The incessant and unprecedented pressure of the past year has exposed the lack of resilience and flexibility some executives posses.  They could not cope effectively with this new environment.  More importantly, this period helped reveal others through the ranks who were surprisingly adept at handling uncertainty, rose to the occasion and helped with the heavy lifting day in and day out. “There’s leaders who just freeze and aren’t sure what to do; there are leaders that make the initial move — shore up the balance sheet, extend debt maturity — and then they don’t do anything thereafter,” says Sabre’s Mr Menke. “And there’s a final group that does the financial things but understand that they’re in a world of transformation, and lean into that transformation.” Mark Turner, Previous CEO and currently Director at WSFS, mentioned this as an important benefit of the COVID era, and I quoted him in a previous article on the topic.  COVID helped us discover who our best foxhole soldiers are – at all levels of the organization.

Thinking forward once the pressure eases off.

As we approached the 2021 planning cycle, chief executives started to step back from day-to-day operations and revert to a more strategic approach looking for opportunities as confidence recovered.  During this period of strategic pivoting and digital transformation, leaders need to pace themselves and show awareness of the strains the staff had undergone, as Rodger Levenson, Mark’s successor, mentioned many times.

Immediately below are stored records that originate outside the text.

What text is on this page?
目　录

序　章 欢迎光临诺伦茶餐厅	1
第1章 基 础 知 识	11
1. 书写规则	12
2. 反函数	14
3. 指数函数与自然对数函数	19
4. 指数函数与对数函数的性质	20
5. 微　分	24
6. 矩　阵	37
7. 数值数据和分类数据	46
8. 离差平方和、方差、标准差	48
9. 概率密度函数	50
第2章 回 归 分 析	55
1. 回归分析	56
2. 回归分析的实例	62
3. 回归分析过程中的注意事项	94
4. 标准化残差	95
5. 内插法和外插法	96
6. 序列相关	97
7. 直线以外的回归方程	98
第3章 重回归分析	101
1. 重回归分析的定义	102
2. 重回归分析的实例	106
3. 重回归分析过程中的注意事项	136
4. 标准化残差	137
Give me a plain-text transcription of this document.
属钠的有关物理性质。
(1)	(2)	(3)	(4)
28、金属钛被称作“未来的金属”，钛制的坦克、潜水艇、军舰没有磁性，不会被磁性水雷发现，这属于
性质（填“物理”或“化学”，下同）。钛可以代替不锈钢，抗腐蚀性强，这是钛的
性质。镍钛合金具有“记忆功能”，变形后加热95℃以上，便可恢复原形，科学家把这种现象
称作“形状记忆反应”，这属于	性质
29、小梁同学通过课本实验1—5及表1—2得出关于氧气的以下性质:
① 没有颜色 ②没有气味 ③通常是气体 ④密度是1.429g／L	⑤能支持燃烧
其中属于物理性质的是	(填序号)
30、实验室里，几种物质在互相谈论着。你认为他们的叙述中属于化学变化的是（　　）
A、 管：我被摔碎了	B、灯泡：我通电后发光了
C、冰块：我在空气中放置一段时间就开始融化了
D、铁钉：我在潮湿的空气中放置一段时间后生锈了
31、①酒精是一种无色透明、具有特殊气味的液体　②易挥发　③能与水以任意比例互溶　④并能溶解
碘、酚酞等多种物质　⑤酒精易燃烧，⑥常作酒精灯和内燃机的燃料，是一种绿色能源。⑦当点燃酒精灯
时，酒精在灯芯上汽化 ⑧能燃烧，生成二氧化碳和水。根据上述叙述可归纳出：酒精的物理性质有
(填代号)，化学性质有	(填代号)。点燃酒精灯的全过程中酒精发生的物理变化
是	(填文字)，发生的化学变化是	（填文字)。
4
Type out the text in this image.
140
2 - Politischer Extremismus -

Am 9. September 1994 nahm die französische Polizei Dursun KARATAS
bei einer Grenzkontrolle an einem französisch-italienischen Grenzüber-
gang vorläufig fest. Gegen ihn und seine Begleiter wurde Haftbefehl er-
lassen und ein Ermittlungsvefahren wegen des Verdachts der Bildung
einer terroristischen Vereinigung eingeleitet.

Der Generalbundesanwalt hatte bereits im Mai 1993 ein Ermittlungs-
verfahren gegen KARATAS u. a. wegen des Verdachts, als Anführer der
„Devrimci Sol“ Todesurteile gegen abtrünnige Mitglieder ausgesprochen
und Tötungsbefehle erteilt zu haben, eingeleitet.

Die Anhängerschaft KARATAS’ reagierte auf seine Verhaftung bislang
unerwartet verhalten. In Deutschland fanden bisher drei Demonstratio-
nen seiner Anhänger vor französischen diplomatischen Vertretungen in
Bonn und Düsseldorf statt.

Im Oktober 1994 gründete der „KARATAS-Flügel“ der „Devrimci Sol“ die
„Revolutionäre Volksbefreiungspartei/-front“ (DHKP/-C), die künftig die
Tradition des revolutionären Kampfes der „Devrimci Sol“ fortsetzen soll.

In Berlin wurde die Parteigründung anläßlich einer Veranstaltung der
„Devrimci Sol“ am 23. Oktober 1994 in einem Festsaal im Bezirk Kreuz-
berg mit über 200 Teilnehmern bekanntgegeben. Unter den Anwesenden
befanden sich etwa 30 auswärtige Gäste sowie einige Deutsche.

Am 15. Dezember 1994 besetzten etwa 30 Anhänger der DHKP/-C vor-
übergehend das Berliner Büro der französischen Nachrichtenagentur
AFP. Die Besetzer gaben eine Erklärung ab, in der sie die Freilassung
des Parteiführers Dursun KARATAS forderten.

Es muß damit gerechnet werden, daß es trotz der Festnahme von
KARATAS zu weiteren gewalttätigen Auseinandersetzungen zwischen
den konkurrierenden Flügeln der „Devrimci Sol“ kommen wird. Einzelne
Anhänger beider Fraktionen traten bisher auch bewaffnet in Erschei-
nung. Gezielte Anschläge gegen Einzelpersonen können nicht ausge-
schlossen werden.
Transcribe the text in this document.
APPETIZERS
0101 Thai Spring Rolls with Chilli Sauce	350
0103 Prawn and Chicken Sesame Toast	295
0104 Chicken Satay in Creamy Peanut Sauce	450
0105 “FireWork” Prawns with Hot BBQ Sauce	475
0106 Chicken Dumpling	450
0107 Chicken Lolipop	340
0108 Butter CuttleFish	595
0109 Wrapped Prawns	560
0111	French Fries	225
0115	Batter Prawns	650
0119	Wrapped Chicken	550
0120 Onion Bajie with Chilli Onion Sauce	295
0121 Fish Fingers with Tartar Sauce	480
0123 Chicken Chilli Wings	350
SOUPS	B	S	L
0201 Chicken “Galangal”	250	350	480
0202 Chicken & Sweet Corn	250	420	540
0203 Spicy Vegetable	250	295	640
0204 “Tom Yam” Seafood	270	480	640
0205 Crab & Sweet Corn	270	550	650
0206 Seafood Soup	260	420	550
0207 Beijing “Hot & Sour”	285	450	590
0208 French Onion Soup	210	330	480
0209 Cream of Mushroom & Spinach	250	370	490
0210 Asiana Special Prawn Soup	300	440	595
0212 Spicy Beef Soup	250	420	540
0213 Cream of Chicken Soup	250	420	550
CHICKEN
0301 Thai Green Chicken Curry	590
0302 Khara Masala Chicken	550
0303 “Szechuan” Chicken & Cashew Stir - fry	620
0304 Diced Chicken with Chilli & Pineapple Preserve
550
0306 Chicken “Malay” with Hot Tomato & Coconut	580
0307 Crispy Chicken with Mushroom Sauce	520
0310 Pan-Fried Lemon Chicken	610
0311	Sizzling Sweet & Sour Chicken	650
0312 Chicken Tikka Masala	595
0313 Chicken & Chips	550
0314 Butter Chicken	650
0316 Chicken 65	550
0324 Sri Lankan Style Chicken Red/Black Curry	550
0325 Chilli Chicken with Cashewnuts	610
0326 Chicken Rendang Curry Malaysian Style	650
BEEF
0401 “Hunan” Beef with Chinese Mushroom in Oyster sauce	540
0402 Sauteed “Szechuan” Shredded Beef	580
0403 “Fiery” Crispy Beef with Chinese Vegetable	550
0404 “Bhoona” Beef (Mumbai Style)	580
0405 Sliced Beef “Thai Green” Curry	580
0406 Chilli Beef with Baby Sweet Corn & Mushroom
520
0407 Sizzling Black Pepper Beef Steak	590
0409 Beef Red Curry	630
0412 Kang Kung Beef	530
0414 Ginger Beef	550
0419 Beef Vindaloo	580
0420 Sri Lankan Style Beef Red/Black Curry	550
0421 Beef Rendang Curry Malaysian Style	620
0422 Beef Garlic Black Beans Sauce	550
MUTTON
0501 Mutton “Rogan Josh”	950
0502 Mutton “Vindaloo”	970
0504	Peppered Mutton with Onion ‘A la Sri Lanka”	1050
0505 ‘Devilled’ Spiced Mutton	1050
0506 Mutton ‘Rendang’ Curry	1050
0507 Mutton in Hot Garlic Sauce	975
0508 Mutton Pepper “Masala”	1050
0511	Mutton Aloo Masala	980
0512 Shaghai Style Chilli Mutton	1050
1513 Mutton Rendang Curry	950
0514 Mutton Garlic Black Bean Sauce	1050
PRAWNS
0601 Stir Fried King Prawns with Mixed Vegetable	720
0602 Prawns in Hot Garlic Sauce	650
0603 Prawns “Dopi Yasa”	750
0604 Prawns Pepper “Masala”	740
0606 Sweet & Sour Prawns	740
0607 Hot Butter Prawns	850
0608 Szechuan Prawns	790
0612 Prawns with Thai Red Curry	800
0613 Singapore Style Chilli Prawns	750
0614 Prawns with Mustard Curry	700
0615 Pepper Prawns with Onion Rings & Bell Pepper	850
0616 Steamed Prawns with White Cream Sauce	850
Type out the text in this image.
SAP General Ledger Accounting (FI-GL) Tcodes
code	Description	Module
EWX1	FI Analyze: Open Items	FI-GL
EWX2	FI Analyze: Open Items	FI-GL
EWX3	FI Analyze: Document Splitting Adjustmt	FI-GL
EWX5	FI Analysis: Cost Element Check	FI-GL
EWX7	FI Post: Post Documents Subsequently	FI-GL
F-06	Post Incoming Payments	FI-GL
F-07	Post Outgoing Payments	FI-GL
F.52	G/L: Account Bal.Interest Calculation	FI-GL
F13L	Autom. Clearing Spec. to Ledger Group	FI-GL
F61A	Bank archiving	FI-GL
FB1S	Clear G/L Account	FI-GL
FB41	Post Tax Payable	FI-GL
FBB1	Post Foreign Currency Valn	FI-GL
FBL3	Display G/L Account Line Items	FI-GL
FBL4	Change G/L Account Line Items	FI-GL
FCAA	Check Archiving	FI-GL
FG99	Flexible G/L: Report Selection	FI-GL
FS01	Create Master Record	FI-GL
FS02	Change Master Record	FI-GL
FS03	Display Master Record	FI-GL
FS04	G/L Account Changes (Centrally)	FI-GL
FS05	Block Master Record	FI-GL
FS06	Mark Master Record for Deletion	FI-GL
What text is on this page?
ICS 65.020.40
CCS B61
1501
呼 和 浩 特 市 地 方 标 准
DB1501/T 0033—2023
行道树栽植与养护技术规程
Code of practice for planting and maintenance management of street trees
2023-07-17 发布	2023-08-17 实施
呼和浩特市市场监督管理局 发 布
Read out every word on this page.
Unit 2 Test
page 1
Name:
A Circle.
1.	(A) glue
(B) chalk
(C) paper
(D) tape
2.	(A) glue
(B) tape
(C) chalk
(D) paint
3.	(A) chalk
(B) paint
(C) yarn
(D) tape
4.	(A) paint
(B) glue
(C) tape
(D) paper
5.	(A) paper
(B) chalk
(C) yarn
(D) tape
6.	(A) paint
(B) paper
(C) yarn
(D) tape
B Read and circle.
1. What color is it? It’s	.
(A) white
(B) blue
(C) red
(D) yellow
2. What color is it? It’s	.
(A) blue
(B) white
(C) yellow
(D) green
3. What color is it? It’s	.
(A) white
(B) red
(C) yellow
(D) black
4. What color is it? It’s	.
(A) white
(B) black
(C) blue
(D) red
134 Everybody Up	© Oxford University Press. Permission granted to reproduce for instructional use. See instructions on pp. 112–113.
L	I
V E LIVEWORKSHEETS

Our employees have been through a war, and are still in it.  Resources are fully tapped, and most of us are still in a mental survival mode even if our financial picture is stable.  COVID brought mortality to the forefront of our minds, and there is a cost associated with it.

And yet, a new year is about to unfold.  The question before us is, which of the amazing things we discovered about ourselves and our markets do we want to build upon and further develop in 2021 and beyond?  Is our hope to return to who we were or evolve who we are?  Now that the “all-hands-on-deck” approach to PPP and the first few months of the crisis is behind us, and while the future is still more murky than ever, what is planning look like?  How do we stay true to our brand and evolve utilizing the lessons learned from this pandemic thus far?